… … …(記事全文8,393文字)それにしても酷い記者会見だった。日本維新の会に所属する兵庫県議会の議員3人が2月23日、神戸市内で行った会見のことだ。この会見には岸口実と増山誠、白井孝明の県議3人が出席し、N党の立花孝志に情報を横流ししたとされる問題について釈明した。時間も質問が途切れるまでという無制限のもので、最終的には延々約7時間も行われた。
タレントの中居正広によるスキャンダルで渦中のフジテレビが、同じく時間無制限の記者会見を今年1月27日に行い、こちらは10時間半にも及ぶ超ロングランのものになった。あまたある記者会見の中には、都合の悪い質問や回答が出ると、司会者が「そろそろ終わらせていただきます」と半ば強引にぶった切ってしまうものがある。フジテレビの場合はそれよりマシだが、昨今は時間無制限がトレンドになりつつあるのか。会見する側も取材する側もご苦労なことである。

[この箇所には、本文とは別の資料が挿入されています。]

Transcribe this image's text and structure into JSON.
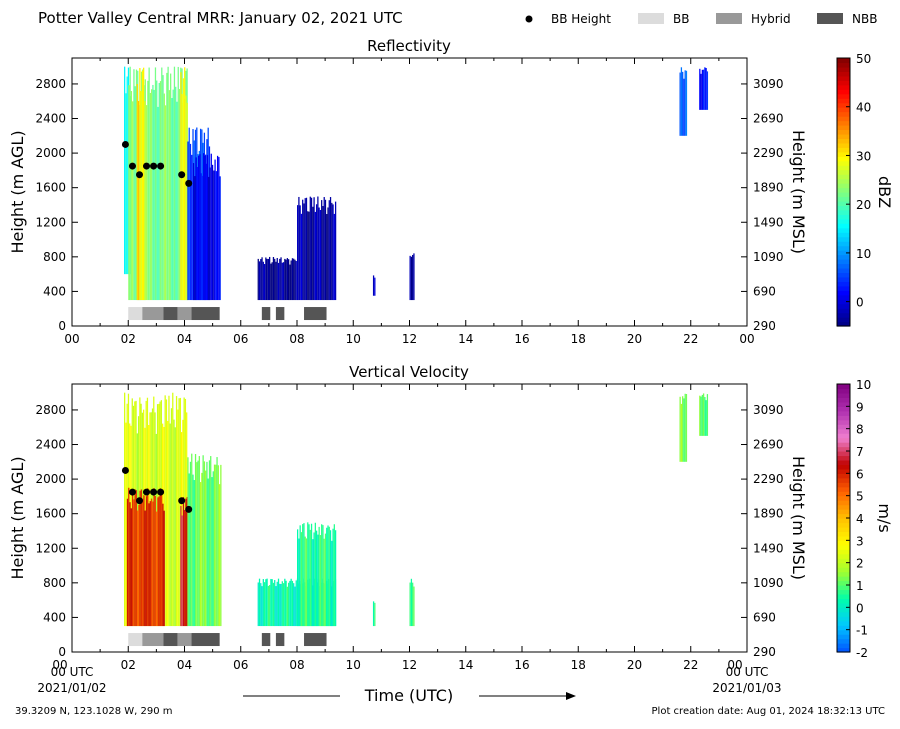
{
  "header": {
    "title": "Potter Valley Central MRR:  January 02, 2021 UTC",
    "legend": [
      {
        "label": "BB Height",
        "kind": "marker",
        "color": "#000000"
      },
      {
        "label": "BB",
        "kind": "swatch",
        "color": "#dcdcdc"
      },
      {
        "label": "Hybrid",
        "kind": "swatch",
        "color": "#999999"
      },
      {
        "label": "NBB",
        "kind": "swatch",
        "color": "#555555"
      }
    ]
  },
  "footer": {
    "location": "39.3209 N, 123.1028 W, 290 m",
    "creation": "Plot creation date: Aug 01, 2024 18:32:13 UTC",
    "xlabel": "Time (UTC)",
    "start_label": "00 UTC",
    "start_date": "2021/01/02",
    "end_label": "00 UTC",
    "end_date": "2021/01/03"
  },
  "chart_data": [
    {
      "type": "heatmap",
      "title": "Reflectivity",
      "ylabel": "Height (m AGL)",
      "ylabel_right": "Height (m MSL)",
      "xticks": [
        "00",
        "02",
        "04",
        "06",
        "08",
        "10",
        "12",
        "14",
        "16",
        "18",
        "20",
        "22",
        "00"
      ],
      "yticks": [
        0,
        400,
        800,
        1200,
        1600,
        2000,
        2400,
        2800
      ],
      "yticks_right": [
        290,
        690,
        1090,
        1490,
        1890,
        2290,
        2690,
        3090
      ],
      "xlim": [
        0,
        24
      ],
      "ylim": [
        0,
        3100
      ],
      "colorbar": {
        "label": "dBZ",
        "range": [
          -5,
          50
        ],
        "ticks": [
          0,
          10,
          20,
          30,
          40,
          50
        ],
        "colors": [
          "#00007f",
          "#0000ff",
          "#007fff",
          "#00ffff",
          "#7fff7f",
          "#ffff00",
          "#ff7f00",
          "#ff0000",
          "#7f0000"
        ]
      },
      "bb_height": {
        "hours": [
          1.9,
          2.15,
          2.4,
          2.65,
          2.9,
          3.15,
          3.9,
          4.15
        ],
        "heights_m": [
          2100,
          1850,
          1750,
          1850,
          1850,
          1850,
          1750,
          1650
        ]
      },
      "bb_type": [
        {
          "start": 2.0,
          "end": 2.5,
          "type": "BB"
        },
        {
          "start": 2.5,
          "end": 3.25,
          "type": "Hybrid"
        },
        {
          "start": 3.25,
          "end": 3.75,
          "type": "NBB"
        },
        {
          "start": 3.75,
          "end": 4.25,
          "type": "Hybrid"
        },
        {
          "start": 4.25,
          "end": 5.25,
          "type": "NBB"
        },
        {
          "start": 6.75,
          "end": 7.05,
          "type": "NBB"
        },
        {
          "start": 7.25,
          "end": 7.55,
          "type": "NBB"
        },
        {
          "start": 8.25,
          "end": 9.05,
          "type": "NBB"
        }
      ],
      "echoes": [
        {
          "start": 1.85,
          "end": 2.1,
          "bottom": 600,
          "top": 3000,
          "value": 15
        },
        {
          "start": 2.0,
          "end": 4.1,
          "bottom": 300,
          "top": 3000,
          "value": 22
        },
        {
          "start": 2.3,
          "end": 2.6,
          "bottom": 300,
          "top": 3000,
          "value": 30
        },
        {
          "start": 3.85,
          "end": 4.1,
          "bottom": 300,
          "top": 3000,
          "value": 30
        },
        {
          "start": 4.1,
          "end": 4.9,
          "bottom": 300,
          "top": 2300,
          "value": 6
        },
        {
          "start": 4.3,
          "end": 5.3,
          "bottom": 300,
          "top": 2000,
          "value": 1
        },
        {
          "start": 6.6,
          "end": 8.0,
          "bottom": 300,
          "top": 800,
          "value": -4
        },
        {
          "start": 8.0,
          "end": 9.4,
          "bottom": 300,
          "top": 1500,
          "value": -3
        },
        {
          "start": 10.7,
          "end": 10.8,
          "bottom": 350,
          "top": 600,
          "value": -3
        },
        {
          "start": 12.0,
          "end": 12.2,
          "bottom": 300,
          "top": 850,
          "value": -3
        },
        {
          "start": 21.6,
          "end": 21.85,
          "bottom": 2200,
          "top": 3000,
          "value": 8
        },
        {
          "start": 22.3,
          "end": 22.6,
          "bottom": 2500,
          "top": 3000,
          "value": 3
        }
      ]
    },
    {
      "type": "heatmap",
      "title": "Vertical Velocity",
      "ylabel": "Height (m AGL)",
      "ylabel_right": "Height (m MSL)",
      "xticks": [
        "00",
        "02",
        "04",
        "06",
        "08",
        "10",
        "12",
        "14",
        "16",
        "18",
        "20",
        "22",
        "00"
      ],
      "yticks": [
        0,
        400,
        800,
        1200,
        1600,
        2000,
        2400,
        2800
      ],
      "yticks_right": [
        290,
        690,
        1090,
        1490,
        1890,
        2290,
        2690,
        3090
      ],
      "xlim": [
        0,
        24
      ],
      "ylim": [
        0,
        3100
      ],
      "colorbar": {
        "label": "m/s",
        "range": [
          -2,
          10
        ],
        "ticks": [
          -2,
          -1,
          0,
          1,
          2,
          3,
          4,
          5,
          6,
          7,
          8,
          9,
          10
        ],
        "colors": [
          "#0050ff",
          "#00c8ff",
          "#00ffaa",
          "#a0ff30",
          "#ffff00",
          "#ffc000",
          "#ff6000",
          "#c00000",
          "#f080d0",
          "#b030b0",
          "#800080"
        ]
      },
      "bb_height": {
        "hours": [
          1.9,
          2.15,
          2.4,
          2.65,
          2.9,
          3.15,
          3.9,
          4.15
        ],
        "heights_m": [
          2100,
          1850,
          1750,
          1850,
          1850,
          1850,
          1750,
          1650
        ]
      },
      "bb_type": [
        {
          "start": 2.0,
          "end": 2.5,
          "type": "BB"
        },
        {
          "start": 2.5,
          "end": 3.25,
          "type": "Hybrid"
        },
        {
          "start": 3.25,
          "end": 3.75,
          "type": "NBB"
        },
        {
          "start": 3.75,
          "end": 4.25,
          "type": "Hybrid"
        },
        {
          "start": 4.25,
          "end": 5.25,
          "type": "NBB"
        },
        {
          "start": 6.75,
          "end": 7.05,
          "type": "NBB"
        },
        {
          "start": 7.25,
          "end": 7.55,
          "type": "NBB"
        },
        {
          "start": 8.25,
          "end": 9.05,
          "type": "NBB"
        }
      ],
      "echoes": [
        {
          "start": 1.85,
          "end": 4.1,
          "bottom": 300,
          "top": 3000,
          "value": 2.3
        },
        {
          "start": 1.95,
          "end": 3.3,
          "bottom": 300,
          "top": 1900,
          "value": 5.8
        },
        {
          "start": 3.85,
          "end": 4.1,
          "bottom": 300,
          "top": 1800,
          "value": 6.5
        },
        {
          "start": 4.1,
          "end": 5.3,
          "bottom": 300,
          "top": 2300,
          "value": 1.2
        },
        {
          "start": 6.6,
          "end": 9.4,
          "bottom": 300,
          "top": 850,
          "value": 0.3
        },
        {
          "start": 8.0,
          "end": 9.4,
          "bottom": 300,
          "top": 1500,
          "value": 0.6
        },
        {
          "start": 10.7,
          "end": 10.8,
          "bottom": 300,
          "top": 600,
          "value": 0.5
        },
        {
          "start": 12.0,
          "end": 12.2,
          "bottom": 300,
          "top": 850,
          "value": 0.5
        },
        {
          "start": 21.6,
          "end": 21.85,
          "bottom": 2200,
          "top": 3000,
          "value": 1.2
        },
        {
          "start": 22.3,
          "end": 22.6,
          "bottom": 2500,
          "top": 3000,
          "value": 1.2
        }
      ]
    }
  ]
}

維新の会見では新聞やテレビ、週刊誌といった既存のマスコミのほか、フリーランスのジャーナリストやネットメディアなど約50名が参加した。中には県知事選でボランティアとして斎藤元彦を支援し、いまもX(旧・ツイッター) などで斎藤応援団として著名な人物までが参加。堂々と質問までしていた。他にも、明らかに政治的な偏向が見られるネットニュースの個人経営者や、昨年の衆院選で関東地方から日本維新の候補として出馬し、落選した女性まで参加していた。いずれも肩書は「ジャーナリスト」「報道関係者」だったようだが、今回のように記者、ジャーナリストとして何の実績もない人物が参加できる記者会見も珍しい。いや、珍しいというよりも聞いたことがない。
「記者会見」とは、プロの記者が出席するから記者会見なのだ。記事や論評を書くことと無縁な素人サンが参加できる会見を記者会見と呼んでいいのか疑問である。たまに自治体や政治団体などが小中学生に記者会見を経験させることがあるが、あれは教育の一環であり、あくまでも模擬会見にすぎない。